A team of Japanese researchers believe they may have found another piece of the puzzle explaining why asbestos causes malignant mesothelioma.
Asbestos is a naturally occurring soil mineral, mined for decades for use in various industrial applications. Since its use was first linked to deadly malignant mesothelioma around the middle of the century, researchers around the world have been trying to uncover exactly what makes the material so toxic.
Now, a new laboratory study of several types of asbestos may have found part of the answer. Using an advanced system known as ‘matrix-assisted laser desorption ionization-time of flight mass spectrometry’, the Japanese team identified a number of cellular proteins that tend to attach themselves to the surface of asbestos molecules once those molecules enter the body. These proteins include chromatin/nucleotide/RNA-binding proteins, ribosomal proteins, cytoprotective proteins, cytoskeleton-associated proteins, histones and hemoglobin.
By acting as a magnet for these critical cell proteins, asbestos molecules have the power to disrupt the inner workings of cells – including their ability to replicate normally – and potentially trigger cancerous changes that lead to mesothelioma.
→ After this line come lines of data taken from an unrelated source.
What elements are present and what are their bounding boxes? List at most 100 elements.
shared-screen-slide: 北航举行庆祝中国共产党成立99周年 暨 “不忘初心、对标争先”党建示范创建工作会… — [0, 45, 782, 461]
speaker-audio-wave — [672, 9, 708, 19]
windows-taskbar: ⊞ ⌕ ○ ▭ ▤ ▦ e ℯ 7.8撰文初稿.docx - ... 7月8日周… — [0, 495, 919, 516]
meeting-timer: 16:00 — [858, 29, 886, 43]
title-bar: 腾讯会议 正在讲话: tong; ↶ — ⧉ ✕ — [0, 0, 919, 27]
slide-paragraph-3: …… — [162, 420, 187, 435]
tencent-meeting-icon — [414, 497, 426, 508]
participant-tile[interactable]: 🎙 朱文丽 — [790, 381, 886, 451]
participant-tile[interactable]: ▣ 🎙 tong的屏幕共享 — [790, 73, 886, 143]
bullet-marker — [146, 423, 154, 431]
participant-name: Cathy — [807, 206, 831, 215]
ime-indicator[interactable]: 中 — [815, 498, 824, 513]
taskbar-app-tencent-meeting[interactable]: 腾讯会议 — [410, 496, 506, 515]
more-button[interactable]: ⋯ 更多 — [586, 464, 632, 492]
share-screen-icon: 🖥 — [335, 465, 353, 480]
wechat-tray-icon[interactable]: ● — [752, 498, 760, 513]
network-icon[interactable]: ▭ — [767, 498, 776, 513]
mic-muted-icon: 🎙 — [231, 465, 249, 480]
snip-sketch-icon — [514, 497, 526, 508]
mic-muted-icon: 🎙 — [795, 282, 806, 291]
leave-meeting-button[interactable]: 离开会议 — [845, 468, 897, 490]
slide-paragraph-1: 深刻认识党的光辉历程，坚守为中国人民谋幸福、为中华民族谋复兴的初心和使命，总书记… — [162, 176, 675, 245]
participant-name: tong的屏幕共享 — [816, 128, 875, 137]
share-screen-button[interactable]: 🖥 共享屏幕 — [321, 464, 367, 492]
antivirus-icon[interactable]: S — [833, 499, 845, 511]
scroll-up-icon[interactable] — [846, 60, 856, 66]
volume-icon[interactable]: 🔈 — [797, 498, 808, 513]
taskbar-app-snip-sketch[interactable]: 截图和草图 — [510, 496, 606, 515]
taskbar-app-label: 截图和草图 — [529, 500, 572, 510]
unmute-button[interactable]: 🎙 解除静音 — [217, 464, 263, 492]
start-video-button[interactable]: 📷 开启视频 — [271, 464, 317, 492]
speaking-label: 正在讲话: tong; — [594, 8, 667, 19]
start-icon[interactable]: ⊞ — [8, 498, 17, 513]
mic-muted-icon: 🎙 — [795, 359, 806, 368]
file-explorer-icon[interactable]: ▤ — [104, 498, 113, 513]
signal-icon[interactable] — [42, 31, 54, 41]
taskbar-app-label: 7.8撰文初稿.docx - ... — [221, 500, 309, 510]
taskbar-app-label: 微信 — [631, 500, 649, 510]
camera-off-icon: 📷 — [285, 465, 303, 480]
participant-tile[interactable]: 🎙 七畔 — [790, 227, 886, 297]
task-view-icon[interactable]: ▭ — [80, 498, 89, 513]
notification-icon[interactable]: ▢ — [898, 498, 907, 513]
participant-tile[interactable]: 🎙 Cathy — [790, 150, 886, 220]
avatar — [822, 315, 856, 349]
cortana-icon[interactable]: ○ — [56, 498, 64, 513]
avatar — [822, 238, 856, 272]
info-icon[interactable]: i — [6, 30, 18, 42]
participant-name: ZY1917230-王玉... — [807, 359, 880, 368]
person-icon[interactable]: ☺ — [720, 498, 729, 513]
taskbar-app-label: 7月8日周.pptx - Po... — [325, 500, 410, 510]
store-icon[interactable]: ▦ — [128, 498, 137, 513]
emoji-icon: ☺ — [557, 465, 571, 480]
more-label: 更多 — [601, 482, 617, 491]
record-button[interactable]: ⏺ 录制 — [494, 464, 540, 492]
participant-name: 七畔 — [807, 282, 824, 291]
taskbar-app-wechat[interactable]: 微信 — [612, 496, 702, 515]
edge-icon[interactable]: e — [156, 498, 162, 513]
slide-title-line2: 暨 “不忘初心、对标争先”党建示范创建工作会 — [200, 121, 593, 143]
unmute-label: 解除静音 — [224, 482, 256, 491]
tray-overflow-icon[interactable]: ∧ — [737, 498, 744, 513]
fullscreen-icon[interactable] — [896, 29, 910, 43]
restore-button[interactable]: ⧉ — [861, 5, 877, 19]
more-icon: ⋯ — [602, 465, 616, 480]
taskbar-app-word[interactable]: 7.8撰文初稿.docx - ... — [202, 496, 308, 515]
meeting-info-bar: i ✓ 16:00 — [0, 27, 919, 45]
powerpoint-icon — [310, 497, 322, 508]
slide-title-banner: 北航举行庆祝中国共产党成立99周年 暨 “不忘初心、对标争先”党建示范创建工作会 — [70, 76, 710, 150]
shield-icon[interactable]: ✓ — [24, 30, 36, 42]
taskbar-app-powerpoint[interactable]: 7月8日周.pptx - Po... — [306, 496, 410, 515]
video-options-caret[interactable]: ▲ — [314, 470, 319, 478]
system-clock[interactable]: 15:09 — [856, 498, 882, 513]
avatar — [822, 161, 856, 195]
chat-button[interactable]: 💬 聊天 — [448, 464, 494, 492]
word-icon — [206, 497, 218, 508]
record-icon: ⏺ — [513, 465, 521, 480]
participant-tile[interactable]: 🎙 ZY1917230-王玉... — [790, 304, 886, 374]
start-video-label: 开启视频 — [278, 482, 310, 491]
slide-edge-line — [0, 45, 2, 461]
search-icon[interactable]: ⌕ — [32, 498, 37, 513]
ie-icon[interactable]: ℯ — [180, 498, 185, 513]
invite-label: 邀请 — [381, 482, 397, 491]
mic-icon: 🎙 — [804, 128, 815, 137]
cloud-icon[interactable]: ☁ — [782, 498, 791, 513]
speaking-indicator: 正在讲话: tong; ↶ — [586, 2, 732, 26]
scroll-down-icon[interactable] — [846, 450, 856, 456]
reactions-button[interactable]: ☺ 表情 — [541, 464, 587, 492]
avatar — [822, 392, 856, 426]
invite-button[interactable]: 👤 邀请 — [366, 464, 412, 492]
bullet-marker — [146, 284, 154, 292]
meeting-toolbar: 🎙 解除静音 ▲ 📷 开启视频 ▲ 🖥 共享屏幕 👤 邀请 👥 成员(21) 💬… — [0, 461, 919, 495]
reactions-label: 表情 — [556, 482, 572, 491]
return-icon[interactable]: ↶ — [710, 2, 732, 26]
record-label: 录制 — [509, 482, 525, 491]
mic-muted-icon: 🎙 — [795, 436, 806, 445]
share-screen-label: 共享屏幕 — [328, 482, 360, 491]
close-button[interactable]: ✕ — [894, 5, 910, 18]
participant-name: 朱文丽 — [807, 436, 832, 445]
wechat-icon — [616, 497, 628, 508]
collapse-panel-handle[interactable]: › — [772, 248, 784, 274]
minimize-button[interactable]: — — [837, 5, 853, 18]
The worse culprits for stealing cell proteins were the most iron-rich types of asbestos, crocidolite and amosite, giving credence to the theory that the danger of asbestos may stem partially from its iron content. Although it contains less iron, chrysotile asbestos may trigger mesothelioma by attracting hemoglobin to its surface, and acting as a catalyst to induce oxidative DNA damage.
In discussing their results regarding asbestos and mesothelioma, the authors reported, “Our results suggest a novel hypothetical mechanism causing genetic alternations during asbestos-induced carcinogenesis.”
Every year, more than 2,500 Americans are diagnosed with mesothelioma. Although highly technical, the Japanese findings may provide valuable data to translational researchers searching for ways to protect against or even reverse DNA damage and reduce mesothelioma risk.
Nagai, H et al, “asbestos surface provides a niche for oxidative modification, September 2, 2011, Cancer Science, Epub ahead of print.